This is one part in a new KPCC series looking at the rights, responsibilities, traditions and privileges that come along with being a citizen. Let us know what you think.
California could become the first state to allow non-citizens to serve on criminal and civil juries, under legislation now on the governor’s desk.
“The jury system is based on our peers judging us,” said Assemblyman Bob Wieckowski (D-Fremont), one of the bill’s authors. “It's only fair, because so many people living in California are legal permanent residents.”
Under AB1401, non-citizen legal permanent residents would be allowed to serve on juries. Federal law allows such residents – sometimes called “Green Card Holders” – to stay in the country as long as they like. Some are in the process of applying for citizenship. Others choose to remain citizens of other countries.
Weickowski said the idea is to create juries that more closely resemble California. Temporary visa holders and undocumented immigrants are not included.
Supporters also say the bill would ease the sometimes-difficult task of finding people willing serve on juries.
While the state Assembly and Senate approved the bill, it drew strong opposition from Republicans and a handful of Democrats, as well as the Federation for American Immigration Reform, or FAIR.
“It’s putting the cart in front of the horse,” said FAIR spokesman Bob Dane. “We’re going to have people making important jury decisions who may have limited to no knowledge of how our society works and little to no stake in it.”
Weickowski argued a lot of citizens don’t understand how juries work, and that’s why judge’s issue instructions.
Right now, jurors must be at least 18 years old, speak English, reside in the county where the trial is held, and agree to follow the law, under California law.
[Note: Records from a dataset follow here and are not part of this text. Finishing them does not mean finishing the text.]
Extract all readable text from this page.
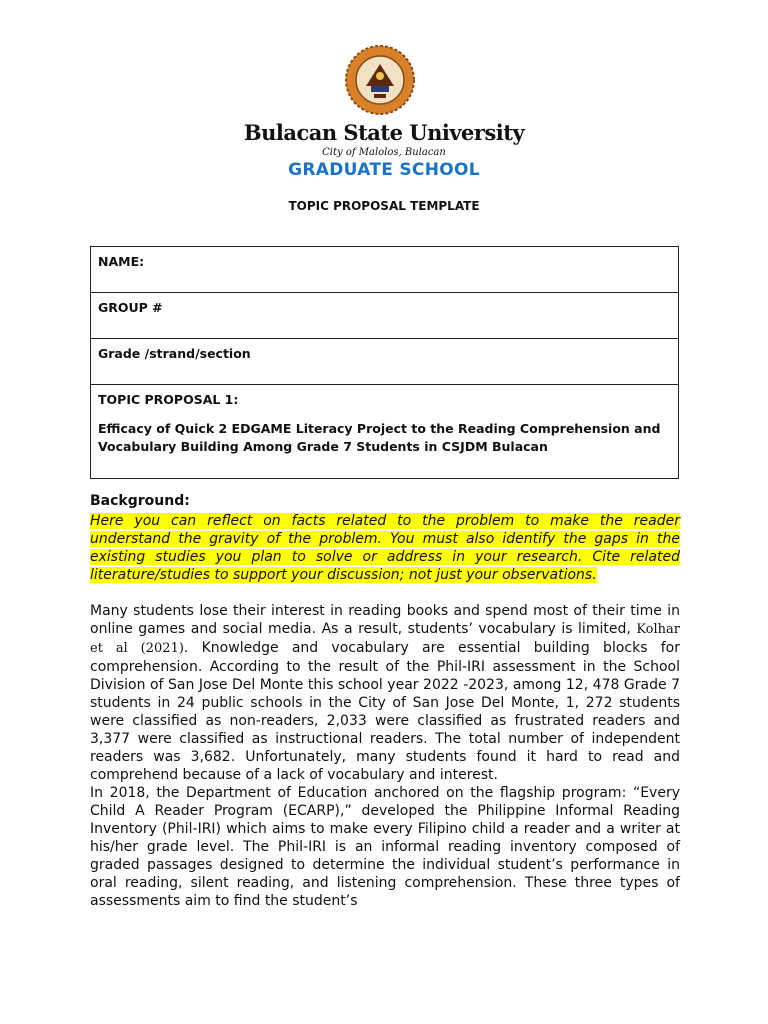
Bulacan State University
City of Malolos, Bulacan
GRADUATE SCHOOL
TOPIC PROPOSAL TEMPLATE
NAME:
GROUP #
Grade /strand/section

TOPIC PROPOSAL 1:
Efficacy of Quick 2 EDGAME Literacy Project to the Reading Comprehension and Vocabulary Building Among Grade 7 Students in CSJDM Bulacan
Background:
Here you can reflect on facts related to the problem to make the reader understand the gravity of the problem. You must also identify the gaps in the existing studies you plan to solve or address in your research. Cite related literature/studies to support your discussion; not just your observations.

Many students lose their interest in reading books and spend most of their time in online games and social media. As a result, students’ vocabulary is limited, Kolhar et al (2021). Knowledge and vocabulary are essential building blocks for comprehension. According to the result of the Phil-IRI assessment in the School Division of San Jose Del Monte this school year 2022 -2023, among 12, 478 Grade 7 students in 24 public schools in the City of San Jose Del Monte, 1, 272 students were classified as non-readers, 2,033 were classified as frustrated readers and 3,377 were classified as instructional readers. The total number of independent readers was 3,682. Unfortunately, many students found it hard to read and comprehend because of a lack of vocabulary and interest.

In 2018, the Department of Education anchored on the flagship program: “Every Child A Reader Program (ECARP),” developed the Philippine Informal Reading Inventory (Phil-IRI) which aims to make every Filipino child a reader and a writer at his/her grade level. The Phil-IRI is an informal reading inventory composed of graded passages designed to determine the individual student’s performance in oral reading, silent reading, and listening comprehension. These three types of assessments aim to find the student’s
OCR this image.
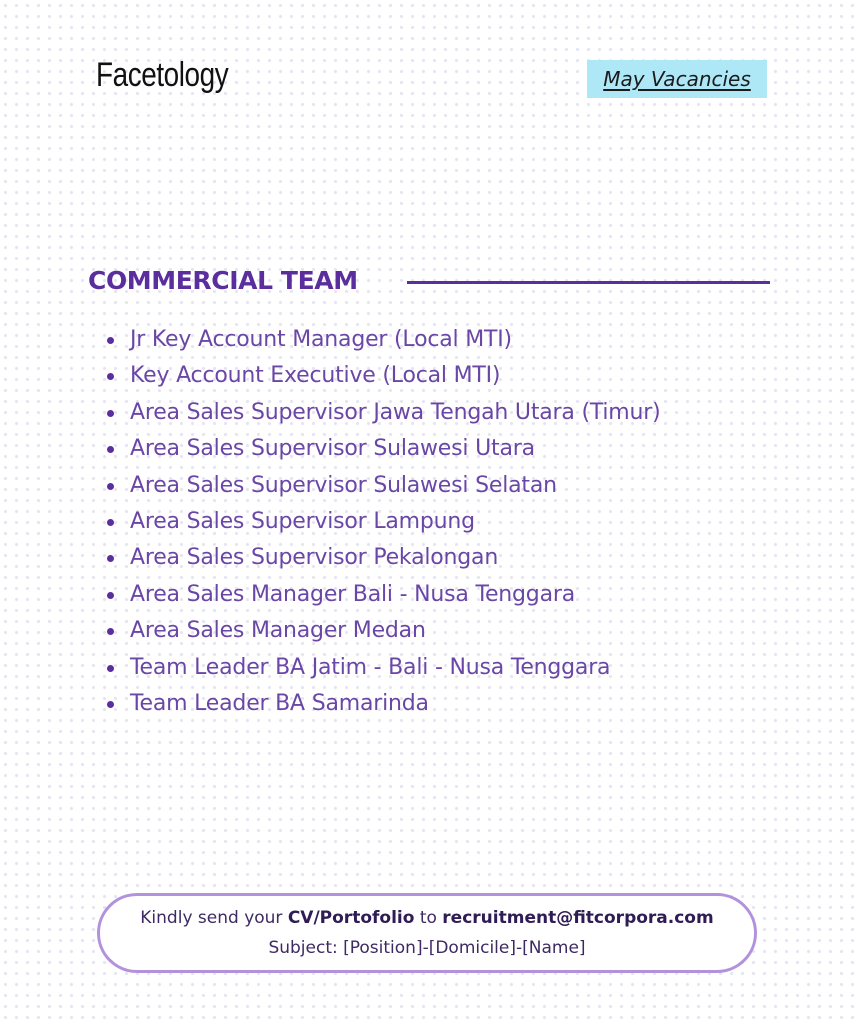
Facetology	May Vacancies
COMMERCIAL TEAM
Jr Key Account Manager (Local MTI)
Key Account Executive (Local MTI)
Area Sales Supervisor Jawa Tengah Utara (Timur)
Area Sales Supervisor Sulawesi Utara
Area Sales Supervisor Sulawesi Selatan
Area Sales Supervisor Lampung
Area Sales Supervisor Pekalongan
Area Sales Manager Bali - Nusa Tenggara
Area Sales Manager Medan
Team Leader BA Jatim - Bali - Nusa Tenggara
Team Leader BA Samarinda
Kindly send your CV/Portofolio to recruitment@fitcorpora.com
Subject: [Position]-[Domicile]-[Name]
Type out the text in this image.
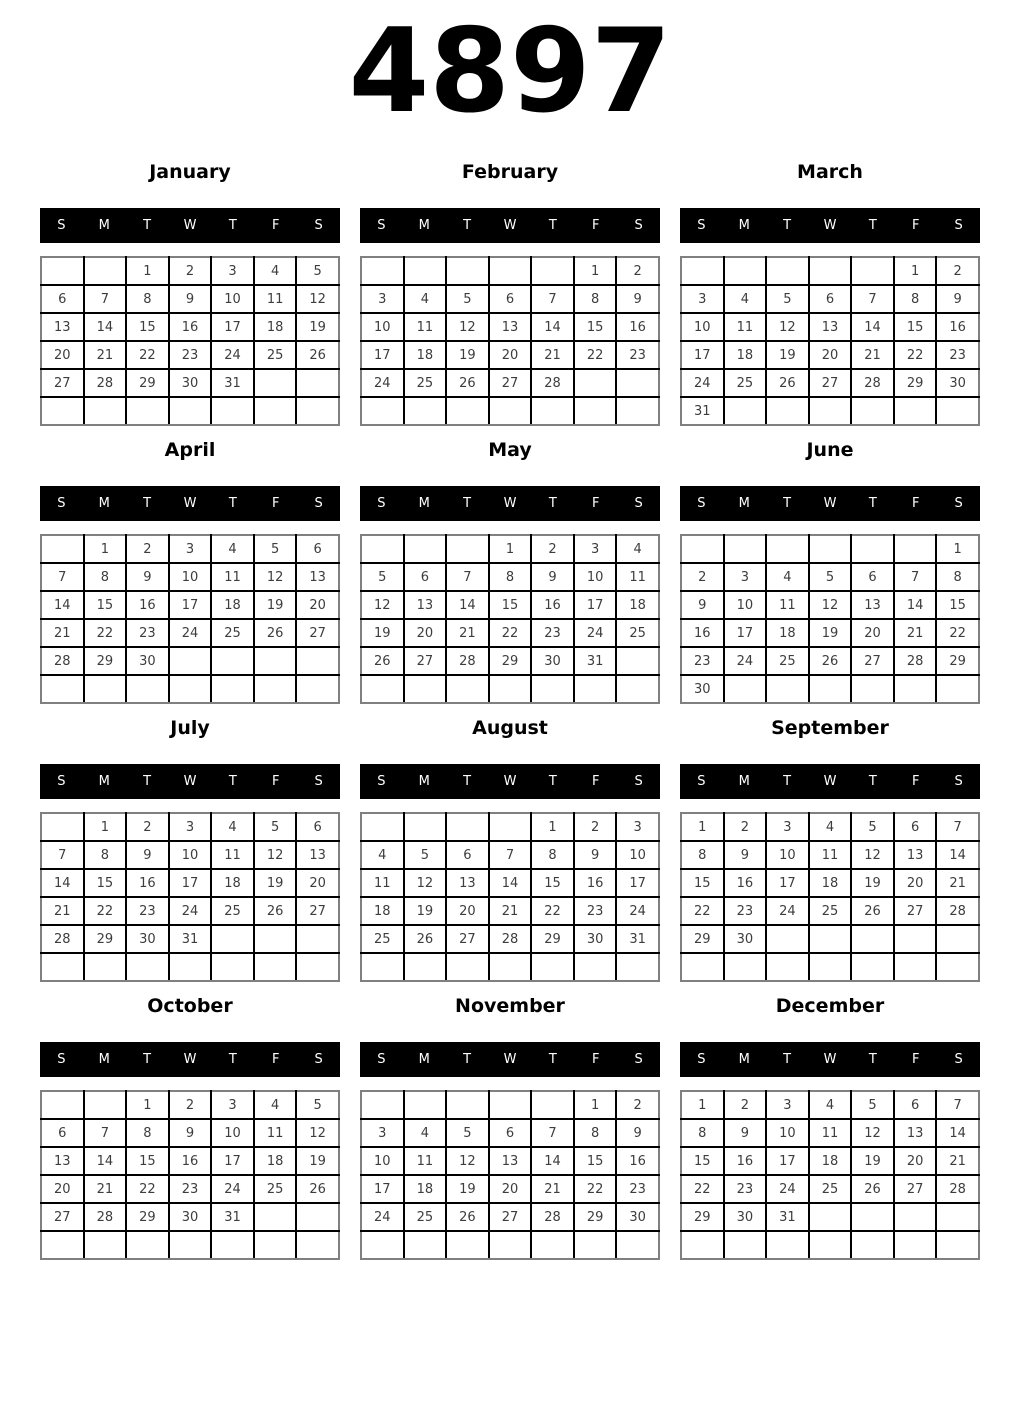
4897
January
S	M	T	W	T	F	S
		1	2	3	4	5
6	7	8	9	10	11	12
13	14	15	16	17	18	19
20	21	22	23	24	25	26
27	28	29	30	31		

February
S	M	T	W	T	F	S
					1	2
3	4	5	6	7	8	9
10	11	12	13	14	15	16
17	18	19	20	21	22	23
24	25	26	27	28		

March
S	M	T	W	T	F	S
					1	2
3	4	5	6	7	8	9
10	11	12	13	14	15	16
17	18	19	20	21	22	23
24	25	26	27	28	29	30
31						
April
S	M	T	W	T	F	S
	1	2	3	4	5	6
7	8	9	10	11	12	13
14	15	16	17	18	19	20
21	22	23	24	25	26	27
28	29	30				

May
S	M	T	W	T	F	S
			1	2	3	4
5	6	7	8	9	10	11
12	13	14	15	16	17	18
19	20	21	22	23	24	25
26	27	28	29	30	31	

June
S	M	T	W	T	F	S
						1
2	3	4	5	6	7	8
9	10	11	12	13	14	15
16	17	18	19	20	21	22
23	24	25	26	27	28	29
30						
July
S	M	T	W	T	F	S
	1	2	3	4	5	6
7	8	9	10	11	12	13
14	15	16	17	18	19	20
21	22	23	24	25	26	27
28	29	30	31			

August
S	M	T	W	T	F	S
				1	2	3
4	5	6	7	8	9	10
11	12	13	14	15	16	17
18	19	20	21	22	23	24
25	26	27	28	29	30	31

September
S	M	T	W	T	F	S
1	2	3	4	5	6	7
8	9	10	11	12	13	14
15	16	17	18	19	20	21
22	23	24	25	26	27	28
29	30					

October
S	M	T	W	T	F	S
		1	2	3	4	5
6	7	8	9	10	11	12
13	14	15	16	17	18	19
20	21	22	23	24	25	26
27	28	29	30	31		

November
S	M	T	W	T	F	S
					1	2
3	4	5	6	7	8	9
10	11	12	13	14	15	16
17	18	19	20	21	22	23
24	25	26	27	28	29	30

December
S	M	T	W	T	F	S
1	2	3	4	5	6	7
8	9	10	11	12	13	14
15	16	17	18	19	20	21
22	23	24	25	26	27	28
29	30	31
Local prosecutors appear unconcerned about the proposed change. A spokeswoman for the Orange County District Attorney said the bill is “not on our radar.”
Public defenders expressed similar sentiments.
“Our interest as a public defender is in having fair jurors,” said Kelly Emling, Chief Deputy Public Defender in LA County. “Obviously, we are also happy to have a jury with a diversity of viewpoints. That’s the point of the California jury system.”
Adding non-citizens to juries could change verdicts, said U.C. Santa Cruz Professor of Sociology Hiroshi Fukurai, who also serves as a jury consultant. He said non-citizens would raise different issues during deliberations because of their life experiences.
“By introducing those particular views, that will enrich the deliberation process, that will expand the range of topics to be discussed and evaluated,” said Fukurai.
Decades ago the state prohibited women, African Americans, and even people over 60 years old from serving on juries. Some in the state legislature see the ban on legal permanent citizens in the same light.
There’s plenty of precedent for allowing non-citizens to sit in judgment, said UC Irvine Political Science Professor Louis Desipio. Most states in the 19th century allowed permanent residents to serve on juries, and even vote.
“In the old days, we understood the period of permanent residence as one where immigrants were citizens in waiting, or citizens in training,” Desipio said. The practice ended as laws became more restrictive.
Opponents remain unconvinced. Serving on a jury is a privilege – even if many people try to avoid it – and it should be reserved for citizens, said FAIR’s Dane.
"If we’re doing that before immigrants finish their naturalization process, and take their time and become citizens, it really demeans citizenship,” said Dane.
Governor Brown has not said whether or not he’ll sign the bill.